PODCASTS / E92

Episode 92 – Root Cause Analysis for Founders

 

April 15, 2023

 

It’s easy to make fun of management consultants. HBO even had an entire comedy series -House of Lies- that gnawed on this easy bone. But do you know why management consultants keep getting hired?

 

For the same reason, I do. 

 

There is a point at which top leadership realizes that the company has lost objectivity over certain big decisions or has descended into political infighting. The latter is more common at public firms, but I’ve seen it at a $50M early-stage business as well. 

 

It’s easier to see that you need a fresh pair of eyes when you’re new to the industry and suddenly, the decisions get riskier and riskier. 

 

But, if the team has been together for five years or more, there are already going to be blind spots that develop. 

 

These are areas of the business that just go un-examined due to the assumption that they can’t be the source of any current or long-term issues. 

 

This is where root cause analysis helps. And there isn’t one way to do it either. Chapter 11 of my book – Ramping Your Brand – outlines how I tend to do it with my early-stage clients. 

 

The key thing to understand about root cause analysis is that you have to have a theory about how to prioritize the analysis, the metrics to sequence, and how your mathematical findings link to execution. The latter is where the most debate still exists. And that’s OK.

 

My primary theory is public info. I call it the CPG Pyramid of Causality. It begins with understanding to what extent each of your 4Ps is causing the bad topline math you’re seeing. 

 

But, most root cause analysis starts with KPI analysis.

 

To me, the first KPI is overall topline growth, measured quad by quad over time, preferably smoothed to best understand the actual slope of growth. 

 

Then, you need to understand the sell-through velocity for retail brands. DTC-only businesses can skip straight to repeat purchase rates, AOV or CLV. 

 

Velocity is your first clue as to whether or not you have a fan-base building or not. 

 

If it’s climbing, in the same stores, you generally have repeat purchases in healthy amounts. 

 

You can decompose which accounts are causing a topline decline and should, but this is only partial information as to why. 

 

In DTC language, if your repeat purchase repeat for each monthly cohort is declining and/or below 50%, you should be concerned.

 

In BOTH cases, you need to examine your product offering, including your positioning of the product using the primal symbolism that markets it (either your package front panel or your e-commerce description and marketing language). 

 

In DTC, often the primal is traffic, not repeat itself, and I trust you understand that 50% of gross sales will need to go to online marketing and awareness building, although, personally, I would use PR to drive early traffic, so you can save money for paid marketing later when your national awareness has built. 

 

If your velocity is growing steadily in retail or repeat-driven growth is strong online, any topline deceleration is something you want to examine as a placement problem. Am I in inappropriate retailers at too high a price, for example? 
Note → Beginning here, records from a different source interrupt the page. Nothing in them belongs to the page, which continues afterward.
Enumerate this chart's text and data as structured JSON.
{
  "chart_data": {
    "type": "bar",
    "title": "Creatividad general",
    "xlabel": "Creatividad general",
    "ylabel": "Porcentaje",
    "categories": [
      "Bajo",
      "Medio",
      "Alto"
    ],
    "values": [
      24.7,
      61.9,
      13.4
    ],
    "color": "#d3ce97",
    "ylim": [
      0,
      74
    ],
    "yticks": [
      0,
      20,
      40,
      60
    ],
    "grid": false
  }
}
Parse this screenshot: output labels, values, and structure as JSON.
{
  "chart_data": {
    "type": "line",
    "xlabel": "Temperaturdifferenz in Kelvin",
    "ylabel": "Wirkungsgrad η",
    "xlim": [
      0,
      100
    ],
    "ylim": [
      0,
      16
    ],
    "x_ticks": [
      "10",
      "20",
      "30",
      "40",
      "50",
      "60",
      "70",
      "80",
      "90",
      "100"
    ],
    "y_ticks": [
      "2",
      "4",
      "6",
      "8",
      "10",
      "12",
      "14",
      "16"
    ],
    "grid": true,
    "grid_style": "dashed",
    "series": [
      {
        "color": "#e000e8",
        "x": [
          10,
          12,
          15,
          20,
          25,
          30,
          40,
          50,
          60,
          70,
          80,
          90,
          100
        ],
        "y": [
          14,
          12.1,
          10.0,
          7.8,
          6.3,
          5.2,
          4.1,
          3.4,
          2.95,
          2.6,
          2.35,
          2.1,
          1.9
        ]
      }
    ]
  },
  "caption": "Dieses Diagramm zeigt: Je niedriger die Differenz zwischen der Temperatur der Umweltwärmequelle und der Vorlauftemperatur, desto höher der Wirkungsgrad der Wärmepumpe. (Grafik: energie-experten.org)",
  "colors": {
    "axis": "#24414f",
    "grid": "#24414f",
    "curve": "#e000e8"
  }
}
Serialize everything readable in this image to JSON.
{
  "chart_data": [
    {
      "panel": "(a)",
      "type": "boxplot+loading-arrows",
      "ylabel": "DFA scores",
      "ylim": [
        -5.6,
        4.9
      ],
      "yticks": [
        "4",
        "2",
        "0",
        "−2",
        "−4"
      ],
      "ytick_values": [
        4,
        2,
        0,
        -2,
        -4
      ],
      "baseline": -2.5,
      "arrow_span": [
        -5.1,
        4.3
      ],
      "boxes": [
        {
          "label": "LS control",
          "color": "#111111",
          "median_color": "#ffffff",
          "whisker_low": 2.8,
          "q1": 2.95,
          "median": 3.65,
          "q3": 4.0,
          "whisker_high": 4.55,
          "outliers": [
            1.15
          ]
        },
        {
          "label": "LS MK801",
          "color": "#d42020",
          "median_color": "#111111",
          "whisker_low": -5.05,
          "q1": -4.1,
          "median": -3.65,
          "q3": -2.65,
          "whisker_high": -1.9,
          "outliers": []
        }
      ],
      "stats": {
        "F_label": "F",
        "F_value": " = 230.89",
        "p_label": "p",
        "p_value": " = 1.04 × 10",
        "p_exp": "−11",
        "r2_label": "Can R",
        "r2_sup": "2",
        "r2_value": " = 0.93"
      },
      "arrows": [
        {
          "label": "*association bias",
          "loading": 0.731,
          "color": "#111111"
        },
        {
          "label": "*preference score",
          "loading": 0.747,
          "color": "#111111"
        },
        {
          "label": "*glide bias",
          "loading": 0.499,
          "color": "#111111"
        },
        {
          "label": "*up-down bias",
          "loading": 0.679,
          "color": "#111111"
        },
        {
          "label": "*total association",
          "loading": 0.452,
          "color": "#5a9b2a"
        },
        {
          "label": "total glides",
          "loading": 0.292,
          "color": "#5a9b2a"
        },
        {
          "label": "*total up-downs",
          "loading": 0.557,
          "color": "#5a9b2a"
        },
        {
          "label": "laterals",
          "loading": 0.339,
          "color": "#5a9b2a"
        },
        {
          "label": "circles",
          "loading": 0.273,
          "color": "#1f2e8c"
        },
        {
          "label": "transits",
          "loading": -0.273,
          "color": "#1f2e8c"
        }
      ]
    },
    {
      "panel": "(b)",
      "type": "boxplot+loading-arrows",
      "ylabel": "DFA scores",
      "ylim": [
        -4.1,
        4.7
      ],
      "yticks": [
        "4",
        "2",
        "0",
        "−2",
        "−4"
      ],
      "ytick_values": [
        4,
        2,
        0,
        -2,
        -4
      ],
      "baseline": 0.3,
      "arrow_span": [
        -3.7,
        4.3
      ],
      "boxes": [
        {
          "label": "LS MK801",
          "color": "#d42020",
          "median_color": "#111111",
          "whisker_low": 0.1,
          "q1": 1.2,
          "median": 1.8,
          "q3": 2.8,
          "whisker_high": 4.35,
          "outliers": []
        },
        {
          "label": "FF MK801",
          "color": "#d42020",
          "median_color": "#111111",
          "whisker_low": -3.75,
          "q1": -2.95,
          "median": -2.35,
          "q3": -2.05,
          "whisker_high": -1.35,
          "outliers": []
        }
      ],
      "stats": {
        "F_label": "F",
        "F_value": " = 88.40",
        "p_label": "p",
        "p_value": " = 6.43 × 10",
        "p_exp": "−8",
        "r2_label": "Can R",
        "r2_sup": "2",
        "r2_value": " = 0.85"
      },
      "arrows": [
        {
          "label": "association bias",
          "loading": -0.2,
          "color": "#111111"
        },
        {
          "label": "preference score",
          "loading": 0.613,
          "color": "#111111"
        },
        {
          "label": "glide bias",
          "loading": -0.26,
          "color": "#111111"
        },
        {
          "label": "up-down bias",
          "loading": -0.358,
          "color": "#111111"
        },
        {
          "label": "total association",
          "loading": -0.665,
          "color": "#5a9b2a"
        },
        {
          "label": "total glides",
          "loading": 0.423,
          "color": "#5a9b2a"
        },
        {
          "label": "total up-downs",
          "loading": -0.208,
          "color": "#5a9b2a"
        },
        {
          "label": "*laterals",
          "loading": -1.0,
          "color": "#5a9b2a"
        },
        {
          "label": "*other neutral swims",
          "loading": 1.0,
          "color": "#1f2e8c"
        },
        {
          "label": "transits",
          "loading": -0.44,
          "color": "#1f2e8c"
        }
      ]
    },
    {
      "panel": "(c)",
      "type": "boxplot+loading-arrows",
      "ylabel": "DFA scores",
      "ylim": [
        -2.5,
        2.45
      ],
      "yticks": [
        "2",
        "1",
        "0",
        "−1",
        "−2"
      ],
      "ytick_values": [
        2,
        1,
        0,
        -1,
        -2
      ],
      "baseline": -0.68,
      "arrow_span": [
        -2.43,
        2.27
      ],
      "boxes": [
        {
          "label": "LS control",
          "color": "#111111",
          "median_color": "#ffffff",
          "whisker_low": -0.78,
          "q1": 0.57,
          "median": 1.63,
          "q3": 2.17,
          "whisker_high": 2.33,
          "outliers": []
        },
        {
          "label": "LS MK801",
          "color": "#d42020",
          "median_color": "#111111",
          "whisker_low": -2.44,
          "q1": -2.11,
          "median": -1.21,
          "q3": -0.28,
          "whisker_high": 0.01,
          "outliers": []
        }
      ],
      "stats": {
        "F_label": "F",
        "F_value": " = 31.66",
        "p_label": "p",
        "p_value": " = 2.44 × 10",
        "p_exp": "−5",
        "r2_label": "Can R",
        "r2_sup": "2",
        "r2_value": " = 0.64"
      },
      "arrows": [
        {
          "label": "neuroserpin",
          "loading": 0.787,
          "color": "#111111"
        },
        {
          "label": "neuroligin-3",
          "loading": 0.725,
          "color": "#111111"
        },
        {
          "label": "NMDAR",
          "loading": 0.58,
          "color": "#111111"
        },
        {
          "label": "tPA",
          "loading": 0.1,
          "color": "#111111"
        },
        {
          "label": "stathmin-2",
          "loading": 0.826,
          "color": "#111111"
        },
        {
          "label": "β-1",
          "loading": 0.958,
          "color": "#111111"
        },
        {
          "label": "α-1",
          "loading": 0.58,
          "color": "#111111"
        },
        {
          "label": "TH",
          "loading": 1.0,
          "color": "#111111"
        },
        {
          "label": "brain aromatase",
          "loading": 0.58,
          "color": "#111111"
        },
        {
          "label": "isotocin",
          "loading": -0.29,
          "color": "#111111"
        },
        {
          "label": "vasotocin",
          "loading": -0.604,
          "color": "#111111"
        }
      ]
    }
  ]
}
Is my global, omnichannel pricing too flat across channels?

 

Am I offering ways for heavy users to pantry-load? With a built-in discount per ounce?

 

Once you feel you have a product experience that drives meaningful repeat purchases for multiple years, and you’re growing organically in the mid-double digits, it’s time to now fuss about two things holding you back, and they exist in the Promotional “P”:

 

    1. National awareness of your trademark
    2. Marketing communications and positioning

 

Yet, there is NO point in spending millions on marketing just to build awareness if you don’t have a positioning and message that you know generates trial from ideal audiences. 

 

I mean, you can just fire out messaging if you’d like and focus only on awareness of your trademark only. Even sh*tty messaging to interesting niche audiences will grow awareness and sales. It just won’t be efficient financially. And it won’t be rapid awareness build necessary to properly activate large national retail accounts. 

 

My experience teaches me that getting your positioning right may need to happen twice to optimize 4P growth. 

 

The first time will be to ideal niche audiences who can rapidly create heavy users in small geographies you can efficiently service as a small business. They will prove an initial concept and hopefully give you a heads-up on broader, mass-market outcomes that will drive the bulk of your growth later on. 

 

But, then, you may need to re-position yourself partway up the ramp to be more mainstream. From geeky nutrition to satiety. From ethnic to spicy. From NPR to CNN. You get the picture. 

 

The key to figuring out the final P, promotions, is to really get to know your fans, to dialogue with them enough to understand the key attribute-outcome signal driving repeat purchase, hopefully, frequent usage as well. 

 

There’s no reason not to work on this fan-derived messaging early on, even if it’s not the root cause of underperformance. Just don’t fund consumer marketing to high levels before iterating the messaging that work.

 

When topline and velocity are not performing well, look to product issues first (including the primary product messaging, then your placement mix, then your consumer-facing pricing structure, and finally, the content of your consumer promotions.